Environmental effects of oil shale industry

Environmental effects of oil shale industry consist issues of land use, waste management, and water and air pollution. Surface mining of oil shale deposits has all the environmental impacts of open-pit mining. In addition, the combustion and thermal processing generate waste material, which must be disposed of, and harmful atmospheric emissions, including carbon dioxide, a major greenhouse gas. Experimental in-situ conversion processes and carbon capture and storage technologies may reduce some of these concerns in future, but may raise others, such as the pollution of groundwater.^[1]

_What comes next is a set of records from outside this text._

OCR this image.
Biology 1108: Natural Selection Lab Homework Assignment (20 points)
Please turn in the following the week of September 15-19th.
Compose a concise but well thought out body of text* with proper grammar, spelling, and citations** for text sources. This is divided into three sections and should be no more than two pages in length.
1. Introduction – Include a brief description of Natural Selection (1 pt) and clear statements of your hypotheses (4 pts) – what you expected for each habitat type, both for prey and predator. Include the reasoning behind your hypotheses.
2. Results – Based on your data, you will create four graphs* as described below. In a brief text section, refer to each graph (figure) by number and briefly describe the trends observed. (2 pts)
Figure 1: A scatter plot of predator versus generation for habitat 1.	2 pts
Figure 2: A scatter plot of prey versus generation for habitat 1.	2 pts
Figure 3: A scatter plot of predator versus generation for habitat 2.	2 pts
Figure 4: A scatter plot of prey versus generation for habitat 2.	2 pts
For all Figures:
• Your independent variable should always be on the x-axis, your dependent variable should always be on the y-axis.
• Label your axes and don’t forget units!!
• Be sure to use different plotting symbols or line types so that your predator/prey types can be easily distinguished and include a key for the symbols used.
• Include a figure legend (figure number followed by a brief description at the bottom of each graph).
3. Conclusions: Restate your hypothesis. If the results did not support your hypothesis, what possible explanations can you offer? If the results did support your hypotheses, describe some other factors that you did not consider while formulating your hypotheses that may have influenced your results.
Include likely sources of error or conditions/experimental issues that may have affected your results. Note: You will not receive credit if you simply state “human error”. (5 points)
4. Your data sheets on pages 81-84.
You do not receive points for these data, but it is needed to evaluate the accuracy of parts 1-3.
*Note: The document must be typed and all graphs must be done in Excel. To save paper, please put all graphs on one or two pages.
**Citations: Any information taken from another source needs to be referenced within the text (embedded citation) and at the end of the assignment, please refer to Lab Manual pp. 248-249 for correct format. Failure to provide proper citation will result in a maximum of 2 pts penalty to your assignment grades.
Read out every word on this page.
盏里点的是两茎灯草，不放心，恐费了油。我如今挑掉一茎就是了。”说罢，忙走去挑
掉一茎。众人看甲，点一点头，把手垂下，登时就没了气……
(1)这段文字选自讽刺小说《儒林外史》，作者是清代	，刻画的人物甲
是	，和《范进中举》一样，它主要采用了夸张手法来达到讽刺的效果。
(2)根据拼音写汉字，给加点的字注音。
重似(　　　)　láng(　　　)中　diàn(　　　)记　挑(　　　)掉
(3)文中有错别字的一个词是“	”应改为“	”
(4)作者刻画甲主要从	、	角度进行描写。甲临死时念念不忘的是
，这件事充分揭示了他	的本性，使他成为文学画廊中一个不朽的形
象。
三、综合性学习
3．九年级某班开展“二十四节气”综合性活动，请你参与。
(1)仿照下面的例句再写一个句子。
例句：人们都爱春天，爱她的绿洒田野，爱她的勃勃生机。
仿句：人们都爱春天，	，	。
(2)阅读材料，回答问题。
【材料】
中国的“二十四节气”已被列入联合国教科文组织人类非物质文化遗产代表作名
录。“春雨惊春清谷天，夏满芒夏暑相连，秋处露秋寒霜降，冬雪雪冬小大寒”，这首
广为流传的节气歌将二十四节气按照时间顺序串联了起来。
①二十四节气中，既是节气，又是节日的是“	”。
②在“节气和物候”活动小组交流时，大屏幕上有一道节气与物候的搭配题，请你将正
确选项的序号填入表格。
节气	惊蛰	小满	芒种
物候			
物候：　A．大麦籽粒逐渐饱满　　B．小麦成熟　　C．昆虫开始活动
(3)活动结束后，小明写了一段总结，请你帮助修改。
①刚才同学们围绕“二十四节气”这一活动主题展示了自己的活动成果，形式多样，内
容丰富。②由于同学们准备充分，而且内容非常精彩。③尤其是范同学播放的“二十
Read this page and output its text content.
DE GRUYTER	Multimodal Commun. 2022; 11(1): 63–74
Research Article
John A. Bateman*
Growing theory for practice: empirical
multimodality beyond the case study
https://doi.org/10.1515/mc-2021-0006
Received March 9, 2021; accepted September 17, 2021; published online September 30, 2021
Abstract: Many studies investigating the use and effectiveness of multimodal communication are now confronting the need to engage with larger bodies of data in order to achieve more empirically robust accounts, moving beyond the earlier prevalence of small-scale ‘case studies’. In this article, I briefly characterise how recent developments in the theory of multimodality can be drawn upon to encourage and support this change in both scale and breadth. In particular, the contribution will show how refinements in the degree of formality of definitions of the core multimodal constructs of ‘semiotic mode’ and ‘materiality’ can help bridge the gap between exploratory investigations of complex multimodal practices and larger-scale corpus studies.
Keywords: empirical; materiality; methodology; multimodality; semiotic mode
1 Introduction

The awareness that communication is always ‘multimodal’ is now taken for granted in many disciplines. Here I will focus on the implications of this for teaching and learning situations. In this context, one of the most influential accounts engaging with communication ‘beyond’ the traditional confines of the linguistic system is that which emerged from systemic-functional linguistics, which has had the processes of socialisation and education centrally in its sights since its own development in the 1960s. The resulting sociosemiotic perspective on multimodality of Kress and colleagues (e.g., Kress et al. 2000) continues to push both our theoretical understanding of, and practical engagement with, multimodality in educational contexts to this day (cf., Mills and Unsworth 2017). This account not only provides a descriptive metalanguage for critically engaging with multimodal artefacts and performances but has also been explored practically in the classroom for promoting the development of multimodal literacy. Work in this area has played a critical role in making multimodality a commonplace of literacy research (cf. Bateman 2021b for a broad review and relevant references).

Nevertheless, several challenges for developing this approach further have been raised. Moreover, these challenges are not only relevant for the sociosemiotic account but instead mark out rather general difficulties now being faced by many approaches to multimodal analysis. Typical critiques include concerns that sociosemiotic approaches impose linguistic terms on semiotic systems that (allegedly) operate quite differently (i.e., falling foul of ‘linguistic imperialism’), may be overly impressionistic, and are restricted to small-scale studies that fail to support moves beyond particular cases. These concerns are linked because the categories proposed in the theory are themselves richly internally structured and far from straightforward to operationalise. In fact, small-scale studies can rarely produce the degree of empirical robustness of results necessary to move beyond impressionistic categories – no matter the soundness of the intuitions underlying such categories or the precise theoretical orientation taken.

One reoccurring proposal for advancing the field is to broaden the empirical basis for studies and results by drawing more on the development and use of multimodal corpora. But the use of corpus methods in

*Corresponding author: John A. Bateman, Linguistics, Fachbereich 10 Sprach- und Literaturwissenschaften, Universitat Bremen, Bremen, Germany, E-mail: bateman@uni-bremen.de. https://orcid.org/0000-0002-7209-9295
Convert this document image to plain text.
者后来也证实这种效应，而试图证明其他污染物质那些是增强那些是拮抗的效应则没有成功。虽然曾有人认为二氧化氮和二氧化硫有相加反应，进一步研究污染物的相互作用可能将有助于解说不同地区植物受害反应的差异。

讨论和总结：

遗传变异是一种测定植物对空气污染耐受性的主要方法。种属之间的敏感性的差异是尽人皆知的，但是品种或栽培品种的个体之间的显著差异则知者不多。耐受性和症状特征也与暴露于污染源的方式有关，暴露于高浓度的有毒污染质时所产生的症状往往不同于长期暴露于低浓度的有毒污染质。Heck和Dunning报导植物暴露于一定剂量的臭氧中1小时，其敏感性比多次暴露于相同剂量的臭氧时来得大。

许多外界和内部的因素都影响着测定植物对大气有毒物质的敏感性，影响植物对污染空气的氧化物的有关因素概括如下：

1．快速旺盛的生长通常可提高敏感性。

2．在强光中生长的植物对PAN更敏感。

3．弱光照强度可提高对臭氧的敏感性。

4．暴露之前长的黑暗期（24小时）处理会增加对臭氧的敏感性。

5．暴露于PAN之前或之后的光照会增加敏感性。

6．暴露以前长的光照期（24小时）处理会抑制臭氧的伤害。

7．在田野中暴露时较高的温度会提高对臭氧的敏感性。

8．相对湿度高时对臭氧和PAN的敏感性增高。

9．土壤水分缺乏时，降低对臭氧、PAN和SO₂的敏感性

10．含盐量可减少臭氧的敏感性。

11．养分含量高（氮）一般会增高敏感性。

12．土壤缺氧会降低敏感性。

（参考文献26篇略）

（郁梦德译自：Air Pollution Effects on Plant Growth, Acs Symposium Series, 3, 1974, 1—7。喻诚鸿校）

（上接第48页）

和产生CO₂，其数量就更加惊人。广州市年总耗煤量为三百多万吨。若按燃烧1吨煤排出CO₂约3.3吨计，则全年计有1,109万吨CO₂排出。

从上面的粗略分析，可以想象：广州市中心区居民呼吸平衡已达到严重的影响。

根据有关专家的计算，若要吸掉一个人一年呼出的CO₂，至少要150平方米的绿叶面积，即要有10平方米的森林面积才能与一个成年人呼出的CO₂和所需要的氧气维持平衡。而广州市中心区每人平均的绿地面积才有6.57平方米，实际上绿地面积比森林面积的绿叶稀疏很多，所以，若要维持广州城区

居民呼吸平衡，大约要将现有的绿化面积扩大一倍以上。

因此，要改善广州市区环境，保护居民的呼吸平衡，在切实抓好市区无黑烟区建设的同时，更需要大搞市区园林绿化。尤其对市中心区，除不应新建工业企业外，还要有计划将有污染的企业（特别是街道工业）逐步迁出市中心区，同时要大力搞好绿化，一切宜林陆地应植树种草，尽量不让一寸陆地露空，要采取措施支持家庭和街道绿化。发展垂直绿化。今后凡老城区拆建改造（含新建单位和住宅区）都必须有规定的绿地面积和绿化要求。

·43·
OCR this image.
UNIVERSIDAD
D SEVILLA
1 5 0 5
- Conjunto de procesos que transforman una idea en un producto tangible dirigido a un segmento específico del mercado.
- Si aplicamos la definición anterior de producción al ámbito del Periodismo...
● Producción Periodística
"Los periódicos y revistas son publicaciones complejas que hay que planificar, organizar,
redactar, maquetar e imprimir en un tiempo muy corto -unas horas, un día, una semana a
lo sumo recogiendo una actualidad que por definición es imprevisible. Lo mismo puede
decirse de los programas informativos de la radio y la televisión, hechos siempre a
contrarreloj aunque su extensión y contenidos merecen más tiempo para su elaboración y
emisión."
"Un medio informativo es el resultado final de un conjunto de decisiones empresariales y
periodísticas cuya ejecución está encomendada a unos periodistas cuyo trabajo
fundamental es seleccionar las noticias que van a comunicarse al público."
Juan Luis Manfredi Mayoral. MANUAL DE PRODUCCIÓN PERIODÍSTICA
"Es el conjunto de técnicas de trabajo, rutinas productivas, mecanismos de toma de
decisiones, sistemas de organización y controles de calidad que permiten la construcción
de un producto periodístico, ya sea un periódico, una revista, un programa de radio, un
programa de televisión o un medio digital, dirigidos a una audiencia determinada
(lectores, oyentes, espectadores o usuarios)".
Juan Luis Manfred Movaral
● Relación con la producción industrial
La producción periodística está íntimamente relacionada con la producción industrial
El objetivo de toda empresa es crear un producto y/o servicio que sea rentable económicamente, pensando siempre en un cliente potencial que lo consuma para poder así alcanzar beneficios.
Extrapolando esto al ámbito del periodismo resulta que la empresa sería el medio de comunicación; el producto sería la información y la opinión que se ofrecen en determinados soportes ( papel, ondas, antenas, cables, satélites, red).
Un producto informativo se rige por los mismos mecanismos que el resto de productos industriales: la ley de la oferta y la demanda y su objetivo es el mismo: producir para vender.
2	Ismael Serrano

Surface mining and retorting

Land use and waste management

Surface mining and in-situ processing requires extensive land use. Mines should avoid high density population areas. Oil shale stockpiles, crushing and loading units cause noise and dust spreading. After mining the land has to be reclaimed.^[2] Disposal of mining wastes, spent shale (semicoke) and combustion ashes needs additional land use.

According to the study of the European Parliament, the waste material occupies after processing a greater volume than the material extracted, and therefore cannot be wholly disposed underground. According to this, production of a barrel of shale oil can generate up to 1.5 tons of semicoke, which may occupy up to 25 % greater volume than the original shale.^[3] This is not confirmed by the results of the Estonia's oil shale industry. The mining and processing of 1000 million tons of oil shale in Estonia has created about 360-370 million tons of solid waste, of which 90 million tons is a mining waste, 70–80 million tons is a semicoke, and 200 million tons are combustion ashes.^[4]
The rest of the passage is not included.